I have the paper with 3 points on it. I have also a photo of this paper. How can I determine where is the paper on the photo, if I know just the positions of these points? And are 3 points enough? It doesn't look like a linear transform: the paper turns into trapeze on the photo. But it should be able to be written mathematically. I was unsuccessfully looking for some function $\mathbb{R}^2\rightarrow\mathbb{R}^2$, which turns the coordinates of the points on the default paper to their coordinates on photo, so I could just apply this function to the paper corners, but I have no idea, what kind of transform it should be.
Any help is appreciated :)
I believe a projective transformation is exactly right. But with a projective transformation you can take any four points in general position (no three collinear) to any other four. So you'd better add a fourth point to reconstruct the transformation.

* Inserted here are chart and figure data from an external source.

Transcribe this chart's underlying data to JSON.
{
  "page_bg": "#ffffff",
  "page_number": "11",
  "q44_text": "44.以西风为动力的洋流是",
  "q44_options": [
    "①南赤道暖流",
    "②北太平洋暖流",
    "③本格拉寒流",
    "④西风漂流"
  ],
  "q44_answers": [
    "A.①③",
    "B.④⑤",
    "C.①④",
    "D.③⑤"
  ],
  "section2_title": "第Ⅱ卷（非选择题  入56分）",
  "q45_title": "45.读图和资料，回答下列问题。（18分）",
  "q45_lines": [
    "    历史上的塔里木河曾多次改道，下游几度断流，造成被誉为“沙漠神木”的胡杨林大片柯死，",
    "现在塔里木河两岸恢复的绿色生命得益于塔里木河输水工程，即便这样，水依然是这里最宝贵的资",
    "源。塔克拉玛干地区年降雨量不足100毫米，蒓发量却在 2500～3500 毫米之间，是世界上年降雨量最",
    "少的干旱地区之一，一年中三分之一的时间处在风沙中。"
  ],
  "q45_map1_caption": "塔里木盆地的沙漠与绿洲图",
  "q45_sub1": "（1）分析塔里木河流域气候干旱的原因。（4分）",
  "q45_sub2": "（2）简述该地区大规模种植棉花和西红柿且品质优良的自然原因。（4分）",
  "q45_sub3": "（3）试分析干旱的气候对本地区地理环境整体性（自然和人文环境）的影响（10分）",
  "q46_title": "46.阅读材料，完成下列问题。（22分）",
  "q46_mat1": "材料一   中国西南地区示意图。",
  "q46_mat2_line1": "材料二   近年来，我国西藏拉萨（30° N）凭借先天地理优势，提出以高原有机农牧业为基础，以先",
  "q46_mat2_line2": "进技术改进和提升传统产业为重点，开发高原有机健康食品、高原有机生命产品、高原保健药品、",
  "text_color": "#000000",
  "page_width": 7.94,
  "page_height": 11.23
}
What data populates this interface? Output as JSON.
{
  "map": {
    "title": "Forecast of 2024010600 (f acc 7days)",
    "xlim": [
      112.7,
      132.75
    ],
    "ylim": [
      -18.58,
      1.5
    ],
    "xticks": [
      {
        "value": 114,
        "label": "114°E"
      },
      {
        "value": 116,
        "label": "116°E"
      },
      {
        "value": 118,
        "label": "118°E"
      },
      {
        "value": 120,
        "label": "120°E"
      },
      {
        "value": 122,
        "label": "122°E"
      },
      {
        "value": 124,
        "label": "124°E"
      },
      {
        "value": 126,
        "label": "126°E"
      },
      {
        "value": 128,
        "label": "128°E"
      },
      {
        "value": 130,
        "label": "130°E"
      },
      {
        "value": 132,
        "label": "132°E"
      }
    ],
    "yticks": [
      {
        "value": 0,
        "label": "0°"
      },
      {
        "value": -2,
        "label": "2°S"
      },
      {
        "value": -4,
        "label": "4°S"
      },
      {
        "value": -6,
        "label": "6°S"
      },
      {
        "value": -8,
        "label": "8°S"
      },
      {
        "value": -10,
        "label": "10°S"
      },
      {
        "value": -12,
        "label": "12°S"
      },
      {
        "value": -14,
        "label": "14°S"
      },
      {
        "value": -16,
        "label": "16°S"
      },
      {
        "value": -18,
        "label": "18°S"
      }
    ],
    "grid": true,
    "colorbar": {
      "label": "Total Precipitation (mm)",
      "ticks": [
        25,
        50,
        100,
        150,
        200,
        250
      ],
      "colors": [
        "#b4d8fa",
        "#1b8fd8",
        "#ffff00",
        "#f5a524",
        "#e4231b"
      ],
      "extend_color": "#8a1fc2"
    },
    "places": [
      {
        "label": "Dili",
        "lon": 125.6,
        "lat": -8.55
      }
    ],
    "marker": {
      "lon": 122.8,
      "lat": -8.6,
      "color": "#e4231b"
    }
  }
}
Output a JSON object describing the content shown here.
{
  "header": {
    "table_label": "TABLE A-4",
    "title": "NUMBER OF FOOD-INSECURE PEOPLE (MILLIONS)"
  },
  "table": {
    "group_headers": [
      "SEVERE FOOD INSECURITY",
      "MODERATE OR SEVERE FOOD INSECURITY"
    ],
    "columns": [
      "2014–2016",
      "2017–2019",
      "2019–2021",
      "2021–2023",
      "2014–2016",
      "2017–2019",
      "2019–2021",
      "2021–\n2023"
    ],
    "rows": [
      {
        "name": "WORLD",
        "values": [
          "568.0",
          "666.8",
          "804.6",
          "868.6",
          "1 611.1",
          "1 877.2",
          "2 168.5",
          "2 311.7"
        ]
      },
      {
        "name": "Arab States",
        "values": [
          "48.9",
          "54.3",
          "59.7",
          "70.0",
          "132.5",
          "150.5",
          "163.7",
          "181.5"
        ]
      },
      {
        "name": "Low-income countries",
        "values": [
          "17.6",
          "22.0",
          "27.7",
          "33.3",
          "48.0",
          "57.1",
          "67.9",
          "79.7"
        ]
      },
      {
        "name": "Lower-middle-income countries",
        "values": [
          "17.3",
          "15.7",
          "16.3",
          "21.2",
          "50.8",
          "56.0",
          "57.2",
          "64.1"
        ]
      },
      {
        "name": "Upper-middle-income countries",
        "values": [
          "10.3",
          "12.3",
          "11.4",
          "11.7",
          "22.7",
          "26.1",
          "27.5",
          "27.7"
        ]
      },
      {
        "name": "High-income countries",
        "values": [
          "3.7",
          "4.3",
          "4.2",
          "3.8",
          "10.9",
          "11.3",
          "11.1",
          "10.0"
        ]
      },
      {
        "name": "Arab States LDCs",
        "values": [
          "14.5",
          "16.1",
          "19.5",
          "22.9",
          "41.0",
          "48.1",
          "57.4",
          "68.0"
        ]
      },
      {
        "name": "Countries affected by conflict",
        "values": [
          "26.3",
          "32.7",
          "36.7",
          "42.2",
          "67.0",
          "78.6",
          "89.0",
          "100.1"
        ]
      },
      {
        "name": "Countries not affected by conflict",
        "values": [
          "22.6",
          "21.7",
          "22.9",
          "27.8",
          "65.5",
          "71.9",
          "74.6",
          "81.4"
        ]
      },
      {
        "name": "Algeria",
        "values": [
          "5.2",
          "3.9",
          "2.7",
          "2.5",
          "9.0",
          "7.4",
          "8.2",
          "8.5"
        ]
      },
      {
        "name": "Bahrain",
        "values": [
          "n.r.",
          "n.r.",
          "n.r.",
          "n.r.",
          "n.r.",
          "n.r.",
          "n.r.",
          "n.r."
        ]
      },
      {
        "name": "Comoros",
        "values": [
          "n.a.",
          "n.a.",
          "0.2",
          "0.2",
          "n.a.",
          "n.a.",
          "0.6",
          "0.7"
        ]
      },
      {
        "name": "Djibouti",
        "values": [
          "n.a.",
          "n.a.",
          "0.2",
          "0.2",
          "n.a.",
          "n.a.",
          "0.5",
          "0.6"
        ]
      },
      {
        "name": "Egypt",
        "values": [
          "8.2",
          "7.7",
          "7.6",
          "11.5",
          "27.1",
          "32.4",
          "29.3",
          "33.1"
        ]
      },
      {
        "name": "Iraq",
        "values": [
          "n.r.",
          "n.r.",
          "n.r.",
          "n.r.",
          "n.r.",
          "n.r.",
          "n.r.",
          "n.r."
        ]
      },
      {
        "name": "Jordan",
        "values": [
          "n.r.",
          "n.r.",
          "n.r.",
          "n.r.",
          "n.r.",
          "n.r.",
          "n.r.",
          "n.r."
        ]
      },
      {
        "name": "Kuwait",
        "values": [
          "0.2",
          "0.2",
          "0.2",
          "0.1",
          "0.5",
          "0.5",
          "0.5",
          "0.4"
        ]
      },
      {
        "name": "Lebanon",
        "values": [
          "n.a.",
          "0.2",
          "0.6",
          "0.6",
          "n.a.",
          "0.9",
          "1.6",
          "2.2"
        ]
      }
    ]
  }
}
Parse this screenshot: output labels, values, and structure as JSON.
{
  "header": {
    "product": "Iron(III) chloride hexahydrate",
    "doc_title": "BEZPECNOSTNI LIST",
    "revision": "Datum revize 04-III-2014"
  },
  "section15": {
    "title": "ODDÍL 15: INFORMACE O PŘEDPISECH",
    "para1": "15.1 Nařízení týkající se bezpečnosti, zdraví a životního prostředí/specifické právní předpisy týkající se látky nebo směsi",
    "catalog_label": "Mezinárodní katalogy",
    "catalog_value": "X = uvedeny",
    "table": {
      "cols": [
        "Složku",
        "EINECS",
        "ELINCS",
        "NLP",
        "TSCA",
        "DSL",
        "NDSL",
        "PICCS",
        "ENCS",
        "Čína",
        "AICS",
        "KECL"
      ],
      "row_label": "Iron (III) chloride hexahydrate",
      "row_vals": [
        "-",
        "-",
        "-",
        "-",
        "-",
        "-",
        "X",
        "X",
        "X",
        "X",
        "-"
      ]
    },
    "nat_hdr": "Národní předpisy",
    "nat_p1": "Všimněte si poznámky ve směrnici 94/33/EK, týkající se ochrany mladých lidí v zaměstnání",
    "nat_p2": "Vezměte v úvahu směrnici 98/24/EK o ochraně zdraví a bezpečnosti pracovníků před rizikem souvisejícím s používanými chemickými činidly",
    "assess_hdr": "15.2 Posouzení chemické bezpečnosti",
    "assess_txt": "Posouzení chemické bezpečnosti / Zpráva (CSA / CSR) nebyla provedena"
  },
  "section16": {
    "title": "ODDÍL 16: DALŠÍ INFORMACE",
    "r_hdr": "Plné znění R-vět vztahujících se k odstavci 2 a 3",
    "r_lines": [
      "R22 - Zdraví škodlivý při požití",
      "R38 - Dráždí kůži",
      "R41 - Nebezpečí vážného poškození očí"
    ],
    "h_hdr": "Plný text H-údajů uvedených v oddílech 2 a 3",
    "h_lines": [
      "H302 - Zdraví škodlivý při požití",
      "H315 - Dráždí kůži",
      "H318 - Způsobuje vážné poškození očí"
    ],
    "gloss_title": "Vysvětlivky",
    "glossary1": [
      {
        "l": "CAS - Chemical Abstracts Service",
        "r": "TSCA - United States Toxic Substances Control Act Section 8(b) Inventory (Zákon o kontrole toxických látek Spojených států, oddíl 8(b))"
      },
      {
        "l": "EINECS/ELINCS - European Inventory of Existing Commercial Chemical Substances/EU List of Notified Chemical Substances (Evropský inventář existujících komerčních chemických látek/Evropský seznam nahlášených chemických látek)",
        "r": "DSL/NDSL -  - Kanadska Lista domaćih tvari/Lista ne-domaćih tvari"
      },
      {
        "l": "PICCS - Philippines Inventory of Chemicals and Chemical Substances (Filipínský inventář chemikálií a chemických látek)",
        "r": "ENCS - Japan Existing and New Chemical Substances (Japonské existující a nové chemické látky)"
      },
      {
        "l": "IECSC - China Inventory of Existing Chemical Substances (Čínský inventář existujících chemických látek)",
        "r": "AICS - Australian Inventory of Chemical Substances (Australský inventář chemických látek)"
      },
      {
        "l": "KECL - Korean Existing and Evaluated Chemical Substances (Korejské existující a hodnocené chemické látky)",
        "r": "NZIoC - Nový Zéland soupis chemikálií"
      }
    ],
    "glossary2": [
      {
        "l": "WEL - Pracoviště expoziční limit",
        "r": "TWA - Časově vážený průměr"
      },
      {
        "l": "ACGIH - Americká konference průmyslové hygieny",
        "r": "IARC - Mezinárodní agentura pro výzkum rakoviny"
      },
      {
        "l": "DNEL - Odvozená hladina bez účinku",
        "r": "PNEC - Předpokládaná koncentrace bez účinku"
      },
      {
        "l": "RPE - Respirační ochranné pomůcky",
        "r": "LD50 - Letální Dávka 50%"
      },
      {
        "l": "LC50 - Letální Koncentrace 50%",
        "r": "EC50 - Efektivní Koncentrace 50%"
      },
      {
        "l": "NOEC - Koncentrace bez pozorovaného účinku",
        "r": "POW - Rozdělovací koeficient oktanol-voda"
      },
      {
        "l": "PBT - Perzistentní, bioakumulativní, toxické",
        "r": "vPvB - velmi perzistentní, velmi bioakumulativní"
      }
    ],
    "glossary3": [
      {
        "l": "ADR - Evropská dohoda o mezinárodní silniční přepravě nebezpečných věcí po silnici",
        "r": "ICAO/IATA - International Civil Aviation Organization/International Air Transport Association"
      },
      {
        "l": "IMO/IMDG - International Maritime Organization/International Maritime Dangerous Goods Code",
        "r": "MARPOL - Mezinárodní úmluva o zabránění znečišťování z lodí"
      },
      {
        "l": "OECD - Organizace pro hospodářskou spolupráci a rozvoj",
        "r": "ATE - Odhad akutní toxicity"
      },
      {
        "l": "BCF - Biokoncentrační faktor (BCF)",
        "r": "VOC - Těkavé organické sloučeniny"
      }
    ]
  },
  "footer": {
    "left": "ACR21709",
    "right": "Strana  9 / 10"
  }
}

In terms of the linear algebra, you want to construct a $3\times 3$ matrix $A$, up to scalar multiples. You think of a point in $\mathbb R^2$ as a vector $X=\begin{bmatrix}1\\x\\y\end{bmatrix}\in\mathbb R^3$ and its image will be the vector $AX$ rescaled so that its first coordinate is likewise $1$. So see that you can determine $A$ from knowing where four points map, think of it this way. A linear map from $\mathbb R^3$ to $\mathbb R^3$ is determined by where it sends a basis. Given our three points in general position, they correspond to vectors $P$, $Q$, $R\in\mathbb R^3$ up to scaling. But now, given our fourth point in general position, we can rescale those vectors so that the fourth point is given by $P+Q+R$. Doing the corresponding construction with the four image points will now allow us to specify precisely where $A$ sends our basis vectors, up to one common scalar multiplication.